Still need to run a cable under the hood/behind the bumper for proper ambient temperature, which is my next task before designing a control box w/rotary encoder for the dashboard.


Not bad. Probably the best looking home made board I can recall seeing. Might be time to step up to one of the budget professional options though.


Nicely done! You have put a lot of work and thought into that project for sure!
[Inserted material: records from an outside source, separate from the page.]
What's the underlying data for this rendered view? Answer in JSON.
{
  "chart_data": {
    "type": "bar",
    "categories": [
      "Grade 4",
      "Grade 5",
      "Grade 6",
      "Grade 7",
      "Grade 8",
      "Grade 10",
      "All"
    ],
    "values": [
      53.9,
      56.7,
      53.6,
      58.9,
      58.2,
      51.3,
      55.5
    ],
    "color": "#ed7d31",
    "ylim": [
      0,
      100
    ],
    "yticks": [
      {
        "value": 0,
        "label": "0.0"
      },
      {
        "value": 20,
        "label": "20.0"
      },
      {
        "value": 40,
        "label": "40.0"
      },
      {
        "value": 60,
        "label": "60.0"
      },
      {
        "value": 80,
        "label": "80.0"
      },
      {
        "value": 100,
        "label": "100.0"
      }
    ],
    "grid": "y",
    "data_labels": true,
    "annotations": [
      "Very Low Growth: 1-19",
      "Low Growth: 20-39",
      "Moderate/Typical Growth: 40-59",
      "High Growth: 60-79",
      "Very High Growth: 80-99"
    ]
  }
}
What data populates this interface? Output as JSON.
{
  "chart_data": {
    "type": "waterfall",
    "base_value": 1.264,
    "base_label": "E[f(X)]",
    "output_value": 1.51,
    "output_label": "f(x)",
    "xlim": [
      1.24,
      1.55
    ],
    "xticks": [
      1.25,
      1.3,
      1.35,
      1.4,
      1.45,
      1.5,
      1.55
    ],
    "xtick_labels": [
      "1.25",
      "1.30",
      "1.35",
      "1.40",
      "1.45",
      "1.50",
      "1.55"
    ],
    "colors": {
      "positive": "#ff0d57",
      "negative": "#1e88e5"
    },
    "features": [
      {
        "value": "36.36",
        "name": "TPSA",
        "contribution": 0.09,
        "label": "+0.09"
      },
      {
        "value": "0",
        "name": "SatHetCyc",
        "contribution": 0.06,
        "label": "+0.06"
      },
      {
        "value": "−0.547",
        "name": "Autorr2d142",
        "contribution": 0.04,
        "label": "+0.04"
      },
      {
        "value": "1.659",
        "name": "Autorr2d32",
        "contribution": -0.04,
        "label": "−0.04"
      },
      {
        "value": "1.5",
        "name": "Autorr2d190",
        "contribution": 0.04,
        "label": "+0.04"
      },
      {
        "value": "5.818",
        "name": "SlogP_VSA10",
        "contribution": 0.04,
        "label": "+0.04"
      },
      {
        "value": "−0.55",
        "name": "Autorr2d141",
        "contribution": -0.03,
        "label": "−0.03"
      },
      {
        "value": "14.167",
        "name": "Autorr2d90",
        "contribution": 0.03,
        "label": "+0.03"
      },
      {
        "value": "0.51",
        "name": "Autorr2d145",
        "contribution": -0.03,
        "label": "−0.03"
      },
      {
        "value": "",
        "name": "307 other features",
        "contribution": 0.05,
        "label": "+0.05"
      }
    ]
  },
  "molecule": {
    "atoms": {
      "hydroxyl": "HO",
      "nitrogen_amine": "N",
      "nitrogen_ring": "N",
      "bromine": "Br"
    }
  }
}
The fact that you have your project in place and working is a great accomplishment!
Good links: Eagle tutorial= http://www.youtube.com/playlist?list=PLDE1858BD83D19C70
General Arduion tutorials = http://tronixstuff.wordpress.com


Jun 20, 2012, 03:20 pm Last Edit: Jun 20, 2012, 03:49 pm by spirilis Reason: 1
Humm, weird, went outside this morning and found it in key-off mode (as expected) but with the time 22 minutes slow.  I figured maybe the arduino crashed or something, so I disconnected & reconnected it and it updated--time advanced by 1 minute, but still 21 minutes slow.  I ran that system in my basement with the ChronoDot supplying the time for weeks without a hitch so I'm very curious what's gone wrong.  The ChronoDot (Maxim DS3231 breakout board w/ coin cell battery) is supposed to lose no more than 1 minute per year.

Alas, didn't have time to troubleshoot beyond that.  Will have to pick this up later in the evening.

On second thought, I think it's condensation.  I noticed lots of condensation on the rear window so it's a good likelihood there is condensation in the trunk.  Didn't even think about that when I designed everything.  The paint "soldermask" on the boards should help prevent some shorts, but I suspect I should stick a packet of dessicant in the sensor board housing or maybe apply paint to the pins of the DS3231 chip and exposed header solder joints to shore that up a bit more.  Better than trying to pot the whole thing...


Nicely done and the first time I've seen those I2C buffer chips used for real.

Rob Gray aka the GRAYnomad www.robgray.com


beautiful finished product, but I would leave the PCB laying on the dash it looks so nice  XD


Sorry, but I have to ask - Is your wife as thrilled with it as you are, or does she roll her eyes and shake her head over "that" project?


Haha, she likes it, but she wasn't half as excited about it as I was ;)
She keeps getting the urge to say "GO GO GADGET!" every time she steps in...


FWIW, suspecting condensation in the morning had something to do with the time lapse, I took the sensor board out last night and applied silicone dielectric tune-up grease to the SMD RTC chip's leads (the DS3231) and various other solder joints on the sensor board.  This morning the time was spot-on (with plenty of condensation all over the car, didn't check the trunk but it was probably there too.)